BGH Beschluss v. - 2 StR 10/24

Instanzenzug: LG Meiningen Az: 1 KLs 494 Js 19805/21

Gründe

1Das Landgericht hat den Angeklagten wegen Handeltreibens mit Betäubungsmitteln in nicht geringer Menge in fünf Fällen unter Auflösung einer nachträglich gebildeten Gesamtfreiheitsstrafe und unter Einbeziehung einer Freiheitsstrafe von vier Jahren und sechs Monaten sowie einer Geldstrafe von 60 Tagessätzen zu einer Gesamtfreiheitsstrafe von sechs Jahren verurteilt. Darüber hinaus hat es ein sichergestelltes Mobiltelefon eingezogen und die Einziehung von Wertersatz in Höhe von 96.200 Euro sowie die „erweiterte Einziehung von Taterträgen“ in Höhe von 58.368,87 Euro angeordnet. Die auf die Rüge der Verletzung formellen und materiellen Rechts gestützte Revision des Angeklagten hat den aus der Entscheidungsformel ersichtlichen Teilerfolg. Im Übrigen ist das Rechtsmittel unbegründet im Sinne des § 349 Abs. 2 StPO.

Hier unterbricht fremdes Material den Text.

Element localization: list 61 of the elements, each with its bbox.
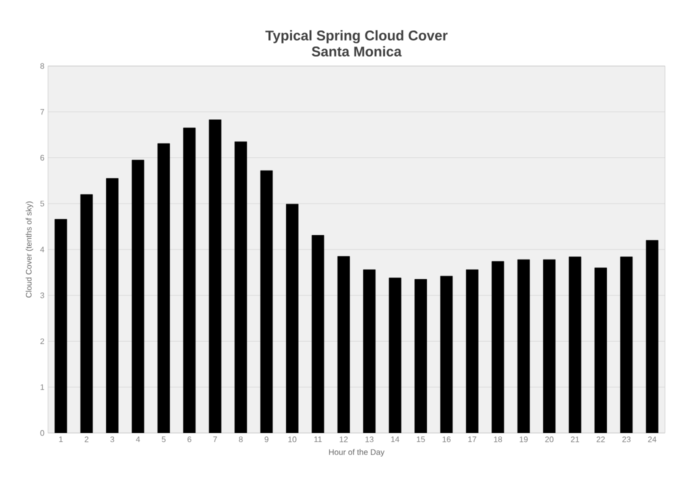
x-tick-label: 17 bbox=[468, 436, 476, 442]
y-tick-label: 3 bbox=[40, 292, 44, 298]
chart-subtitle: Santa Monica bbox=[312, 46, 402, 56]
bar bbox=[312, 235, 324, 433]
x-tick-label: 6 bbox=[188, 436, 192, 442]
x-tick-label: 8 bbox=[238, 436, 243, 442]
bar bbox=[337, 256, 350, 433]
x-tick-label: 7 bbox=[213, 436, 217, 442]
bar bbox=[440, 276, 453, 433]
bar bbox=[568, 256, 582, 433]
x-tick-label: 15 bbox=[416, 436, 425, 442]
x-tick-label: 1 bbox=[59, 436, 63, 442]
x-tick-label: 18 bbox=[494, 436, 502, 442]
bar bbox=[54, 219, 68, 433]
bar bbox=[517, 259, 530, 433]
bar bbox=[157, 143, 170, 433]
x-tick-label: 9 bbox=[264, 436, 268, 442]
x-tick-label: 20 bbox=[545, 436, 554, 442]
bar bbox=[80, 194, 93, 433]
bar bbox=[543, 259, 556, 433]
bar bbox=[620, 256, 633, 433]
bar bbox=[363, 269, 376, 433]
y-tick-label: 6 bbox=[40, 154, 44, 161]
x-tick-label: 22 bbox=[596, 436, 605, 442]
bar bbox=[183, 128, 196, 433]
bar bbox=[234, 141, 248, 433]
bar bbox=[286, 204, 298, 433]
y-tick-label: 7 bbox=[40, 109, 44, 115]
bar bbox=[208, 119, 222, 433]
x-tick-label: 16 bbox=[442, 436, 451, 442]
x-tick-label: 5 bbox=[162, 436, 166, 442]
bar bbox=[388, 278, 402, 433]
x-tick-label: 19 bbox=[520, 436, 528, 442]
x-tick-label: 14 bbox=[391, 436, 400, 442]
bar bbox=[466, 269, 478, 433]
x-tick-label: 24 bbox=[648, 436, 656, 442]
y-axis-title: Cloud Cover (tenths of sky) bbox=[26, 202, 34, 298]
bar bbox=[646, 240, 658, 433]
x-axis-title: Hour of the Day bbox=[329, 449, 384, 457]
bar bbox=[260, 170, 273, 433]
y-tick-label: 4 bbox=[40, 246, 44, 252]
x-tick-label: 23 bbox=[622, 436, 631, 442]
x-tick-label: 11 bbox=[314, 436, 322, 442]
x-tick-label: 10 bbox=[288, 436, 296, 442]
x-tick-label: 21 bbox=[570, 436, 580, 442]
bar bbox=[594, 268, 607, 433]
bar bbox=[492, 261, 504, 433]
x-tick-label: 2 bbox=[84, 436, 88, 442]
x-tick-label: 3 bbox=[110, 436, 114, 442]
bar bbox=[132, 160, 144, 433]
y-tick-label: 0 bbox=[40, 430, 44, 436]
y-tick-label: 2 bbox=[40, 338, 44, 344]
y-tick-label: 5 bbox=[40, 200, 44, 206]
chart-title: Typical Spring Cloud Cover bbox=[265, 30, 448, 44]
bar bbox=[414, 279, 427, 433]
x-tick-label: 12 bbox=[340, 436, 348, 442]
y-tick-label: 1 bbox=[40, 384, 44, 390]
x-tick-label: 4 bbox=[136, 436, 140, 442]
bar bbox=[106, 178, 118, 433]
x-tick-label: 13 bbox=[366, 436, 374, 442]
y-tick-label: 8 bbox=[40, 63, 44, 69]
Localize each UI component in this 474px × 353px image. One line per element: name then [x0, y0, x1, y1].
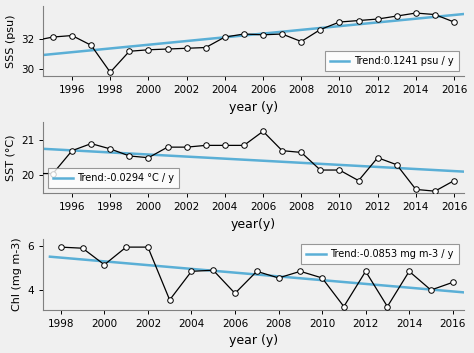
- X-axis label: year (y): year (y): [229, 101, 278, 114]
- X-axis label: year (y): year (y): [229, 334, 278, 347]
- Legend: Trend:-0.0853 mg m-3 / y: Trend:-0.0853 mg m-3 / y: [301, 244, 459, 264]
- Y-axis label: Chl (mg m-3): Chl (mg m-3): [12, 238, 22, 311]
- Y-axis label: SSS (psu): SSS (psu): [6, 14, 16, 67]
- Y-axis label: SST (°C): SST (°C): [6, 134, 16, 181]
- Legend: Trend:0.1241 psu / y: Trend:0.1241 psu / y: [325, 52, 459, 71]
- X-axis label: year(y): year(y): [231, 217, 276, 231]
- Legend: Trend:-0.0294 °C / y: Trend:-0.0294 °C / y: [48, 168, 179, 188]
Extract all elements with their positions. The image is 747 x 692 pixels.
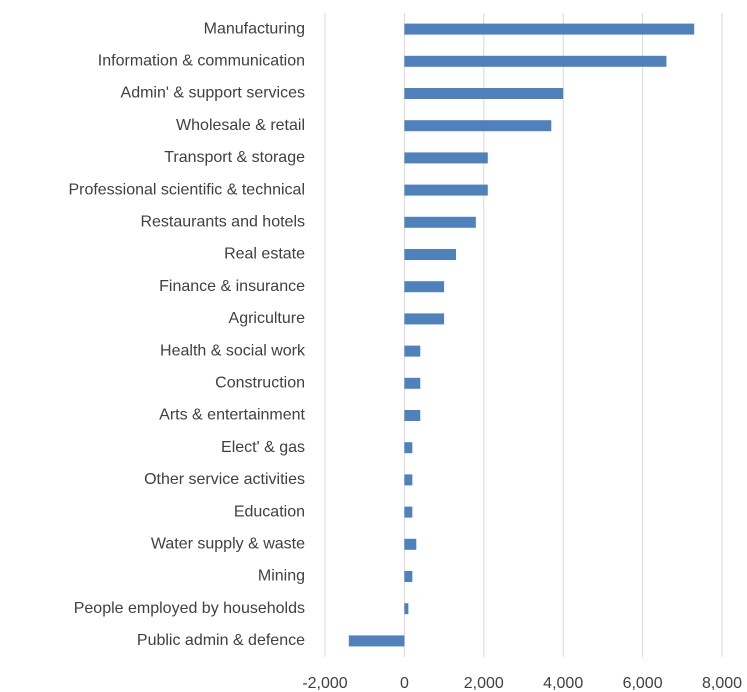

21. Die erhobene Verfahrensrüge ist unzulässig, weil sie nicht entsprechend den Darlegungsanforderungen des § 344 Abs. 2 Satz 2 StPO ausgeführt ist.

32. Die sachlich-rechtliche Nachprüfung des Urteils hat zum Schuld- und Strafausspruch keinen dem Angeklagten nachteiligen Rechtsfehler ergeben. Sie gibt jedoch Anlass zu einer Abänderung und Neufassung der Einziehungsentscheidungen sowie teilweise zu deren Aufhebung und Zurückverweisung.

4a) Betreffend das eingezogene Mobiltelefon hat der Generalbundesanwalt ausgeführt:

„Soweit das Landgericht ein sichergestelltes Mobiltelefon der Marke W.   als Tatmittel (§ 74 Abs. 1 StGB) eingezogen hat (UA S. 28), erscheint es aus prozessökonomischen Gründen sachgerecht, das Verfahren gemäß § 421 Abs. 1 Nr. 2 StPO auf die übrigen Rechtsfolgen zu beschränken. Die Urteilsgründe lassen nämlich nicht erkennen, ob sich die Strafkammer bewusst war, dass sie insoweit eine Ermessensentscheidung zu treffen hatte (vgl. BGH, Beschlüsse vom - 4 StR 157/22, juris Rn. 2; vom - 3 StR 128/22, juris Rn. 4).“

5Dem verschließt sich der Senat nicht, verfährt jedoch nicht nach § 421 Abs. 1 Nr. 2 StPO, sondern verweist die Sache zu neuer Entscheidung an das Landgericht zurück, woran er durch die vom Generalbundesanwalt erteilte Zustimmung zu einer Absehensentscheidung nicht gehindert ist.

6b) Betreffend die angeordnete „Einziehung von Wertersatz“ in Höhe von 96.200 Euro hat der Generalbundesanwalt ausgeführt:

„Hinsichtlich der aus den urteilsgegenständlichen Taten erzielten Verkaufserlöse in Höhe von insgesamt 96.200 Euro hat das Landgericht im Grundsatz rechtsfehlerfrei die Einziehung des Wertes von Taterträgen gemäß §§ 73 Abs. 1, 73c Satz 1 StGB angeordnet (UA S. 28).

Eine originäre Einziehung der betreffenden Vermögenswerte ist nicht möglich. …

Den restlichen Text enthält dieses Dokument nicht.